By February, in addition to its interception patrols, No. 91 Squadron was also flying on offensive operations to German-occupied Europe as part of the RAF's Circus offensive. On one such sortie, on 30 March McKay damaged a Bf 109 off the coast from Dunkirk, its pilot crash-landing at Étaples. He shot down a Bf 109 near Cap Gris-Nez on 21 April. He destroyed another Bf 109 on 11 May, this time over England. For part of his later service with the squadron, McKay flew a presentation Spitfire, 'Gold Coast I'. In June he was rested from operations and posted to No. 55 Operational Training Unit (OTU) as an instructor. Commissioned as a pilot officer in October, he remained at the OTU until January 1942. At this time he was posted to No. 234 Squadron.

===Later war service===
McKay's new unit was based at Ibsley, operating Spitfires on convoy patrols. It was scrambled on 14 February during the Channel Dash and McKay shot down a pair of Bf 109s to the north of Dunkirk. At the end of the month he was transferred to No. 130 Squadron, a Spitfire unit at Perranporth, to serve as one of its flight commanders. His service there was brief, for in April he went to North Africa to join No. 213 Squadron. This was operating Hurricanes from airstrips in Egypt on ground attack duties. Later in the year he was posted to No. 33 Squadron, another Hurricane unit in the Western Desert. In November he was transferred to No. 274 Squadron; this was occupied with coastal patrols, flying from Landing Ground 37. For much of 1943 he served with a Communications Flight and subsequently with a maintenance unit at Aboukir as its test pilot. From January 1944 up until the end of the war in Europe he performed instructing duties in Rhodesia.

==Later life==
In the postwar period, McKay instructed at No. 7 Elementary Flying Training School (EFTS) at Desford. In 1946 he married Joyce Mary Moore and the couple made their home at Market Bosworth in Leicestershire. He was released from the RAF the following year, having attained the rank of flight lieutenant. He rejoined the RAFVR and resumed his duty as an instructor at No. 7 EFTS. Interested in the history of military aviation, he was a contributor to the book 'Air Aces of the 1914–1918 War', released by Harleyford Publishers in the late 1950s.

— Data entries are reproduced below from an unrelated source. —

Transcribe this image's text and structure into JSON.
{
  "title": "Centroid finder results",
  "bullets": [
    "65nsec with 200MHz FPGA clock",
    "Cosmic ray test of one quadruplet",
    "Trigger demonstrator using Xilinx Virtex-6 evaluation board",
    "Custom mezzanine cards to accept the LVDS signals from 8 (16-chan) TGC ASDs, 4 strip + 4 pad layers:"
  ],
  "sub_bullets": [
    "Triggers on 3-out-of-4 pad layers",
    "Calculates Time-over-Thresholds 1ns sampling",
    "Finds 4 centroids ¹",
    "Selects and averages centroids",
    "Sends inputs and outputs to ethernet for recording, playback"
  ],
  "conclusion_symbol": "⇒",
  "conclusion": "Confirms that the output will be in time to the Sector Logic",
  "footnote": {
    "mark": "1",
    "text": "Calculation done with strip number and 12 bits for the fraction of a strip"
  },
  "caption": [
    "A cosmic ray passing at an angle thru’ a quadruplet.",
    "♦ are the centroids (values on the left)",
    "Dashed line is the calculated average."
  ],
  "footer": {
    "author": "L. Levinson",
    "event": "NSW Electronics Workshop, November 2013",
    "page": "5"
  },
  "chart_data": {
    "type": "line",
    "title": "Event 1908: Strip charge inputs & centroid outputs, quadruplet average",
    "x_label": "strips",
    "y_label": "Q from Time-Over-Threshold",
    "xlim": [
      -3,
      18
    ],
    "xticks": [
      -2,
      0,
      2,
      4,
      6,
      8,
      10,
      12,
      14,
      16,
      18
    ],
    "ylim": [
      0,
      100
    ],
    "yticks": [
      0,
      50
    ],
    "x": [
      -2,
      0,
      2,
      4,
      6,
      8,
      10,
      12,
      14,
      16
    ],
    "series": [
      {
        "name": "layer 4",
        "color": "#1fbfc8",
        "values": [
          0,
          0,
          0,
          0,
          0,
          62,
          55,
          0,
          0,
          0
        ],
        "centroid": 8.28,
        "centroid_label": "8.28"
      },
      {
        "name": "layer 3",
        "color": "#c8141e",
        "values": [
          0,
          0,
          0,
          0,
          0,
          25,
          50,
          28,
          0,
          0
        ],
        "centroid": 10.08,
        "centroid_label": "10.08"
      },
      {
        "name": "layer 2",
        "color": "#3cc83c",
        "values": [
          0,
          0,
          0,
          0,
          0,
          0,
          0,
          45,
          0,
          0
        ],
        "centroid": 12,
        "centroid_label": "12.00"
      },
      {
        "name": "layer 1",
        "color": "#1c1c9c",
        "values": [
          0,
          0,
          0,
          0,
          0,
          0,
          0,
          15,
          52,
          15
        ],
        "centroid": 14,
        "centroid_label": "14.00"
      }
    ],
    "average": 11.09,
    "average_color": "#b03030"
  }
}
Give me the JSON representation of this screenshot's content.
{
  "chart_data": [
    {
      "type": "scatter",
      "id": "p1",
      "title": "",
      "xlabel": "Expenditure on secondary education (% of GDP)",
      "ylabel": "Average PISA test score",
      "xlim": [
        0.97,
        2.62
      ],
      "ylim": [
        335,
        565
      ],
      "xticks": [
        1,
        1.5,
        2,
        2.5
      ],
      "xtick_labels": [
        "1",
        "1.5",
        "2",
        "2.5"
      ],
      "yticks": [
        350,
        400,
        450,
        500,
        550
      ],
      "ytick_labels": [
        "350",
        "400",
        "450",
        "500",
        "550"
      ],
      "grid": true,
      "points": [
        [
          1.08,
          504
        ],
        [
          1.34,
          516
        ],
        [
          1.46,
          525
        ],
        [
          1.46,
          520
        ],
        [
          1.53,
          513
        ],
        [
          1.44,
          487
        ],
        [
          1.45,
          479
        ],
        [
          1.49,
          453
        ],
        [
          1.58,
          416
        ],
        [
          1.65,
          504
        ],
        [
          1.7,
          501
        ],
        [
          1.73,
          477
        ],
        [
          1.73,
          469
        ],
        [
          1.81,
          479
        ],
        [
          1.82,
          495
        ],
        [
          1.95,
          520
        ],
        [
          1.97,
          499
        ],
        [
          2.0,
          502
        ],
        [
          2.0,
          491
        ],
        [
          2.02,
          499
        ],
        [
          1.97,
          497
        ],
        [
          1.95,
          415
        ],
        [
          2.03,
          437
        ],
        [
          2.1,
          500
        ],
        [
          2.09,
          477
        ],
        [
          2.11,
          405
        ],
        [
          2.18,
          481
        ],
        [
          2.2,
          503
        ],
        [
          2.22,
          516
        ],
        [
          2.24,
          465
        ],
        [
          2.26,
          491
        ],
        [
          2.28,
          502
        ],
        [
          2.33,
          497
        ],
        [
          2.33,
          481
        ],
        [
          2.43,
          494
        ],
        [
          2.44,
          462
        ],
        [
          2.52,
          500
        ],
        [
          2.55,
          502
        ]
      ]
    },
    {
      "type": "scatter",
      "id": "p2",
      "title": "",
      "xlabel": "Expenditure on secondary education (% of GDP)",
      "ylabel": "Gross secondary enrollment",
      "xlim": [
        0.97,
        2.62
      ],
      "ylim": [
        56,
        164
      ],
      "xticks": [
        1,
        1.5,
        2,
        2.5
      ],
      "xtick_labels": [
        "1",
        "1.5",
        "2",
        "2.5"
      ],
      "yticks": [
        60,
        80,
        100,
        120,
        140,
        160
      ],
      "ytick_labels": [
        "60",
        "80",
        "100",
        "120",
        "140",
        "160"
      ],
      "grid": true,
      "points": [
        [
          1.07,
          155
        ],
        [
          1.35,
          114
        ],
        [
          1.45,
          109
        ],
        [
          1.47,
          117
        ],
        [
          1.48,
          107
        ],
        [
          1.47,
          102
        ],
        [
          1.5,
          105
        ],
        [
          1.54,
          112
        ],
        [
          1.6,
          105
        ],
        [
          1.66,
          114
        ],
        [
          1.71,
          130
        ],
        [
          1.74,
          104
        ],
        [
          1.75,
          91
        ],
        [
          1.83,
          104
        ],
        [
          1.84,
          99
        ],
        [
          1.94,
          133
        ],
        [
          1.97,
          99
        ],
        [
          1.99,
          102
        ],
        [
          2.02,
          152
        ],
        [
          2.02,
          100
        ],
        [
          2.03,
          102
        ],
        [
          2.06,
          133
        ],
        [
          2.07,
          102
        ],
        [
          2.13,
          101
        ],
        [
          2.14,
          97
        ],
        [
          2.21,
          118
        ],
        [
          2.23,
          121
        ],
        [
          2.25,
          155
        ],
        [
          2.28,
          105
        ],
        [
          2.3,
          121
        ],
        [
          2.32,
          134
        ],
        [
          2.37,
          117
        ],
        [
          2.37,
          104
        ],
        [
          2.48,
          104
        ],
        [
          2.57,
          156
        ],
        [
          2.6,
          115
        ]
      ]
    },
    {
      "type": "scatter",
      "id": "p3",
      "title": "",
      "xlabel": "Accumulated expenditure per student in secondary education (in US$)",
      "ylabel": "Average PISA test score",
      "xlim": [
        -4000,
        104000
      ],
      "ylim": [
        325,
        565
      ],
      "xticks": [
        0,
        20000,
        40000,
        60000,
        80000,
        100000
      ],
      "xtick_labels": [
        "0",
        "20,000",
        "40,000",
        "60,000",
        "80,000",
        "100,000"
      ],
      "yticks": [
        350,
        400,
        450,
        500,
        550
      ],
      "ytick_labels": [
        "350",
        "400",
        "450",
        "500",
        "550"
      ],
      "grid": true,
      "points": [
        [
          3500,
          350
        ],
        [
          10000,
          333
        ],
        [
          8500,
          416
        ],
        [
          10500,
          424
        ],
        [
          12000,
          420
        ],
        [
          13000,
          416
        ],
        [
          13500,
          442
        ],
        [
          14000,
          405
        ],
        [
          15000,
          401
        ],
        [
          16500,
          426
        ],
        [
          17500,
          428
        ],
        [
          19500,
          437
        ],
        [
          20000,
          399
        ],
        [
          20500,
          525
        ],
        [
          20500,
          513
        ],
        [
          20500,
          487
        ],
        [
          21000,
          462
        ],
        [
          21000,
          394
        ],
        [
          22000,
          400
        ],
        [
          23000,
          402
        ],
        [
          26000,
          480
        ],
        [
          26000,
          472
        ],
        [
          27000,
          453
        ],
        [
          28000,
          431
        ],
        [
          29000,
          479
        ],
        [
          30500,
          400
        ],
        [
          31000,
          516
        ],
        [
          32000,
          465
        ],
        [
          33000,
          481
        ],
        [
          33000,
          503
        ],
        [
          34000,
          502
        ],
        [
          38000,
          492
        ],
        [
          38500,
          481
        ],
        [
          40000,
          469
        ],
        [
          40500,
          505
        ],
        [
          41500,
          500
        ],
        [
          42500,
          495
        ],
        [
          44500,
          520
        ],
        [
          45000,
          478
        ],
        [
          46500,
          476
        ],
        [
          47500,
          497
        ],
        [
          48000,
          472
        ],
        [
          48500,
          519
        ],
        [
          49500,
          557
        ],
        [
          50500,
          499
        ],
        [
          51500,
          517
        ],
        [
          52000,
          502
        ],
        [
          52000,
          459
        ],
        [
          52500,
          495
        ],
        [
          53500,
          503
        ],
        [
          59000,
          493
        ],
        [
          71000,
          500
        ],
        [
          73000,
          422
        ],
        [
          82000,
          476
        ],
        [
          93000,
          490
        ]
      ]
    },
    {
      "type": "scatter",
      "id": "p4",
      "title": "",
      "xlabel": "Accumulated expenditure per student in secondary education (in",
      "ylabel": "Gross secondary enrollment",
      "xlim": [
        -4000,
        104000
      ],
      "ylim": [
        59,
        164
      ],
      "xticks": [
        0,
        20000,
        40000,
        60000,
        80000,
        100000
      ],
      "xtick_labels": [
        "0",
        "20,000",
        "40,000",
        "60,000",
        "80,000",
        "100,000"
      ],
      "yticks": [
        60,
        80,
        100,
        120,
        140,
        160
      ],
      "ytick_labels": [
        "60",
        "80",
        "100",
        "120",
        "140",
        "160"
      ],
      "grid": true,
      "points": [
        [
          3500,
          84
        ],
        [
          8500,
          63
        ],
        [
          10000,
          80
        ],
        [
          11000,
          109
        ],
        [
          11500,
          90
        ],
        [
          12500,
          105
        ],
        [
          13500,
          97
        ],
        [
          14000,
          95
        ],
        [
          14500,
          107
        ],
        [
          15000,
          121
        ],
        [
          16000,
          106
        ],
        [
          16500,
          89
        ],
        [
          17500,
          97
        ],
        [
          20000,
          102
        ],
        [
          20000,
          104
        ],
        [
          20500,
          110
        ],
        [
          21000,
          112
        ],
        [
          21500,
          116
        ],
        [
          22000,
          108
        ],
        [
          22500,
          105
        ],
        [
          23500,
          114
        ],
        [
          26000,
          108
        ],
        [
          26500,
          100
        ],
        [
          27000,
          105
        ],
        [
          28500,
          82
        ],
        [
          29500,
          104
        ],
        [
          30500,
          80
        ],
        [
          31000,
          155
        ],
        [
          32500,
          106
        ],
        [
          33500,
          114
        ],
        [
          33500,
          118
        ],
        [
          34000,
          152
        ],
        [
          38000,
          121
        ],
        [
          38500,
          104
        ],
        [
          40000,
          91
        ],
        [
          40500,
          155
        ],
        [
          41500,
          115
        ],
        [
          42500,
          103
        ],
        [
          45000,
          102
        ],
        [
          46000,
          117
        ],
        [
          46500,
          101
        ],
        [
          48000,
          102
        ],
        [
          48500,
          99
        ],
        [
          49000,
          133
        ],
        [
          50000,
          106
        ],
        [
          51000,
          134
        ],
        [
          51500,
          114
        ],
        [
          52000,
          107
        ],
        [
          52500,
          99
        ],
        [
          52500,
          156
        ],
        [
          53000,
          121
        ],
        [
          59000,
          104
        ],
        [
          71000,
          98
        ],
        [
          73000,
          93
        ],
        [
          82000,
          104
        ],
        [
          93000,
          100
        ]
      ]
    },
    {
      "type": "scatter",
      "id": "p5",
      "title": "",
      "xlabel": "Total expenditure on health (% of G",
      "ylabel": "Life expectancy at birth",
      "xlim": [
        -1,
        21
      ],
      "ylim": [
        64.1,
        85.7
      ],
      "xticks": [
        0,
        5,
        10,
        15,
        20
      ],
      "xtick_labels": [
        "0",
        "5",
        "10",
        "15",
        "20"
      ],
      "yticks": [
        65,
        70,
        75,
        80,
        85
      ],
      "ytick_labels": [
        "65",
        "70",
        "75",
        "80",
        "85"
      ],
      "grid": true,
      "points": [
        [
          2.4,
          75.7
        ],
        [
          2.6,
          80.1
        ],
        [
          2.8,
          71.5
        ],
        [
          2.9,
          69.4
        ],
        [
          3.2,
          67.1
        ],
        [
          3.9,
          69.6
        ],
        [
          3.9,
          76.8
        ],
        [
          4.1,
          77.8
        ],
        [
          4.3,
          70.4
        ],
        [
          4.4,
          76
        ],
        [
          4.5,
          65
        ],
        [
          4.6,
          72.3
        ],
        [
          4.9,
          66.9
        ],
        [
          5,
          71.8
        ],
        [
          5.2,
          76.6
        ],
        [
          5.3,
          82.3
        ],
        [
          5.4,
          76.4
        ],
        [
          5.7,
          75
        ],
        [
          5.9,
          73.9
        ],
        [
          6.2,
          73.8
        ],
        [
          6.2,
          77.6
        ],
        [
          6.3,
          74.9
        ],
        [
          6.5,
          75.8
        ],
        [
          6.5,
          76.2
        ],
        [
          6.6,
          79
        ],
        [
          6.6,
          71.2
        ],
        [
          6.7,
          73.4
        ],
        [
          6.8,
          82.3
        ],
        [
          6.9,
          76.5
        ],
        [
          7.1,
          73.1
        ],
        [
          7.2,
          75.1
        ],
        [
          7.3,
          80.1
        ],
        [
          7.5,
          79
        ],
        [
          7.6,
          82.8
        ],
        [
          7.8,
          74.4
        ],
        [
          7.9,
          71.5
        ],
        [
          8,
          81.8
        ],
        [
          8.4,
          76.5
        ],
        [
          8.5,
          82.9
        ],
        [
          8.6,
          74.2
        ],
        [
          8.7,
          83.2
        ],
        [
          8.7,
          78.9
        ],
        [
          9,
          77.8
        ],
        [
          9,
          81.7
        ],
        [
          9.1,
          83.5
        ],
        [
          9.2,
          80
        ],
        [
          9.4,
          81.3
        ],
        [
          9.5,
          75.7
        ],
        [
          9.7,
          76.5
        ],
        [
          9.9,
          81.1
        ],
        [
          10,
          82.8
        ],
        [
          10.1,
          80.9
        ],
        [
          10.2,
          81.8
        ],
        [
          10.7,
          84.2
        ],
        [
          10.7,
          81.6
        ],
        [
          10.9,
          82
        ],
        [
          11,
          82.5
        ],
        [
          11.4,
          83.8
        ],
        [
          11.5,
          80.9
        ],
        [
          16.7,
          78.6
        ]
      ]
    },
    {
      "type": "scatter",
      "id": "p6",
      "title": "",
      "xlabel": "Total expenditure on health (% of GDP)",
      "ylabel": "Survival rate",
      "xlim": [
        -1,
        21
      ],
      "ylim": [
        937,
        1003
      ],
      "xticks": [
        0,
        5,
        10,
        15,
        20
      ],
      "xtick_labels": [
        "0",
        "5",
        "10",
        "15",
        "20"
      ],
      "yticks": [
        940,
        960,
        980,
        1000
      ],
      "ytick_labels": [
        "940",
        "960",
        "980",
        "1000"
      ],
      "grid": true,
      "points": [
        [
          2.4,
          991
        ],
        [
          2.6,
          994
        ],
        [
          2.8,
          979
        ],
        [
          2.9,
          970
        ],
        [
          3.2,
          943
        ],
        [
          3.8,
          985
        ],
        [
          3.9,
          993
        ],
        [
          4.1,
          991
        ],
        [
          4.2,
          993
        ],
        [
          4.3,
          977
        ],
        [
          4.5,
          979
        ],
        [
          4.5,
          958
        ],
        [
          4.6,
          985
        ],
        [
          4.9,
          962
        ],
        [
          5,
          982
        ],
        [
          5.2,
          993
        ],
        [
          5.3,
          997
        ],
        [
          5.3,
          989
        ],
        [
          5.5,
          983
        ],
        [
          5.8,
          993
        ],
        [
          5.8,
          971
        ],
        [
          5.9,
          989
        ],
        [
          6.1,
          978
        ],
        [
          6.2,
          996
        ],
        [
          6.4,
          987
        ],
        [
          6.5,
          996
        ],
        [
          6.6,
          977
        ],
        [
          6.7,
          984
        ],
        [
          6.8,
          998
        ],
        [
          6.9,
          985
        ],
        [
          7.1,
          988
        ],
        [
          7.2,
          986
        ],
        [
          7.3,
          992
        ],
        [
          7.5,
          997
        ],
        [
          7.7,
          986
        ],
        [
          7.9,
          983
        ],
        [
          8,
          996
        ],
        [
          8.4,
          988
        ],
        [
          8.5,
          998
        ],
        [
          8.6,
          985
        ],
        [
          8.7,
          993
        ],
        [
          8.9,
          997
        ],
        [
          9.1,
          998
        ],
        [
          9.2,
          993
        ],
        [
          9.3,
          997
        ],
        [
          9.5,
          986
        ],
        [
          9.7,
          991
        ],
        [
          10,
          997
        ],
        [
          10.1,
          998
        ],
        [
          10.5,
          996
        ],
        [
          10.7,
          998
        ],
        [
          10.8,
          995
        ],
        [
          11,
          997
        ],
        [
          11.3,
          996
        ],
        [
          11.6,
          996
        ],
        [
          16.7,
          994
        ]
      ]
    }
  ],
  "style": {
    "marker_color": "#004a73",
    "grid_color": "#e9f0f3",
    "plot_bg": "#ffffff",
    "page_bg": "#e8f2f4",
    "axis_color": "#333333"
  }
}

In September 1959, McKay's wife took ill with appendicitis. She underwent an operation on 30 September but died the same day. Grief-stricken, McKay committed suicide by taking an overdose of chloroform on 1 October 1959.

McKay is credited with the destruction of fourteen German aircraft, plus one that was unconfirmed, as well as four aircraft damaged. However, it is believed that he may have shot down at least seven more aircraft although the details of all of these aerial victories, three of which being considered unconfirmed, are unavailable.